De nouvelles normes fiscales sont entrées en vigueur le 1er janvier 2001, en application de la loi fédérale sur l'harmonisation des impôts directs des cantons et des communes, du 14 décembre 1990 (LHID ; RS 642.14). Elles ont abrogé, à partir de cette date, la plupart des dispositions de la LCP. Ces dispositions demeurent cependant applicables, notamment en ce qui concerne l'imposition des personnes physiques, pour les périodes fiscales antérieures à l'année 2001. L'adaptation de la législation fiscale genevoise aux exigences de la LHID est en effet dépourvue d'effet rétroactif, comme l'a relevé le Tribunal administratif selon une jurisprudence constante (ATA/93/2005 du 1er mars 2005 ; ATA/373/2004 du 11 mai 2004 et références citées).

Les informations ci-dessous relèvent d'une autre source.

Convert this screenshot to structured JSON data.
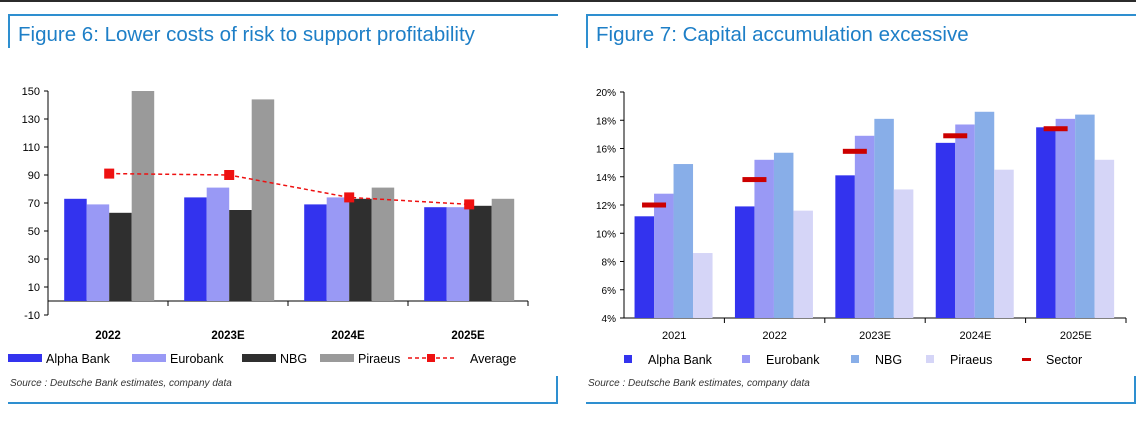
{
  "chart_data": [
    {
      "type": "bar",
      "title": "Figure 6: Lower costs of risk to support profitability",
      "source": "Source : Deutsche Bank estimates, company data",
      "categories": [
        "2022",
        "2023E",
        "2024E",
        "2025E"
      ],
      "ylim": [
        -10,
        150
      ],
      "yticks": [
        "-10",
        "10",
        "30",
        "50",
        "70",
        "90",
        "110",
        "130",
        "150"
      ],
      "series": [
        {
          "name": "Alpha Bank",
          "values": [
            73,
            74,
            69,
            67
          ],
          "color": "#3333ee"
        },
        {
          "name": "Eurobank",
          "values": [
            69,
            81,
            74,
            67
          ],
          "color": "#9999f5"
        },
        {
          "name": "NBG",
          "values": [
            63,
            65,
            73,
            68
          ],
          "color": "#2f2f2f"
        },
        {
          "name": "Piraeus",
          "values": [
            150,
            144,
            81,
            73
          ],
          "color": "#9a9a9a"
        }
      ],
      "line_series": {
        "name": "Average",
        "values": [
          91,
          90,
          74,
          69
        ],
        "color": "#ee1111"
      },
      "legend": [
        "Alpha Bank",
        "Eurobank",
        "NBG",
        "Piraeus",
        "Average"
      ],
      "legend_position": "bottom",
      "grid": false
    },
    {
      "type": "bar",
      "title": "Figure 7: Capital accumulation excessive",
      "source": "Source : Deutsche Bank estimates, company data",
      "categories": [
        "2021",
        "2022",
        "2023E",
        "2024E",
        "2025E"
      ],
      "ylim": [
        4,
        20
      ],
      "yticks": [
        "4%",
        "6%",
        "8%",
        "10%",
        "12%",
        "14%",
        "16%",
        "18%",
        "20%"
      ],
      "series": [
        {
          "name": "Alpha Bank",
          "values": [
            11.2,
            11.9,
            14.1,
            16.4,
            17.5
          ],
          "color": "#3333ee"
        },
        {
          "name": "Eurobank",
          "values": [
            12.8,
            15.2,
            16.9,
            17.7,
            18.1
          ],
          "color": "#9999f5"
        },
        {
          "name": "NBG",
          "values": [
            14.9,
            15.7,
            18.1,
            18.6,
            18.4
          ],
          "color": "#88aee8"
        },
        {
          "name": "Piraeus",
          "values": [
            8.6,
            11.6,
            13.1,
            14.5,
            15.2
          ],
          "color": "#d5d5f7"
        }
      ],
      "marker_series": {
        "name": "Sector",
        "values": [
          12.0,
          13.8,
          15.8,
          16.9,
          17.4
        ],
        "color": "#cc0000"
      },
      "legend": [
        "Alpha Bank",
        "Eurobank",
        "NBG",
        "Piraeus",
        "Sector"
      ],
      "legend_position": "bottom",
      "grid": false
    }
  ]
}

3. Le recours porte, en premier lieu, sur une reprise de CHF 500'000.- opérée par l'AFC concernant la taxation ICC 1997.

Cette reprise correspond à la différence inexpliquée entre le montant de CHF 47'427.- figurant dans le compte "sous-traitants" du Grand-livre et le montant figurant dans le compte pertes et profits 1996 de la société. L'AFC, suivie par la CCRMI, a retenu un montant de CHF 547'427.20 figurant sur le compte de pertes et profit daté du 17 septembre 1997, signé par la fiduciaire du contribuable. Cette pièce du dossier de taxation de la société a également été remise en copie par le recourant à la CCRMI et figure dans le dossier. Or, à l'appui de son recours au Tribunal administratif, le recourant a produit une autre version du compte de pertes et profits 1996, antérieure à celle remise à l'AFC, datée du 23 juin 1997, également signée par la fiduciaire, sur laquelle un montant de CHF 347'427.20 figure à la rubrique "sous-traitants". De ce fait, dans cette version du compte, le bénéfice net est de CHF 260'134.55 au lieu des CHF 50'134.55 figurant sur le compte établi le 17 septembre 1997.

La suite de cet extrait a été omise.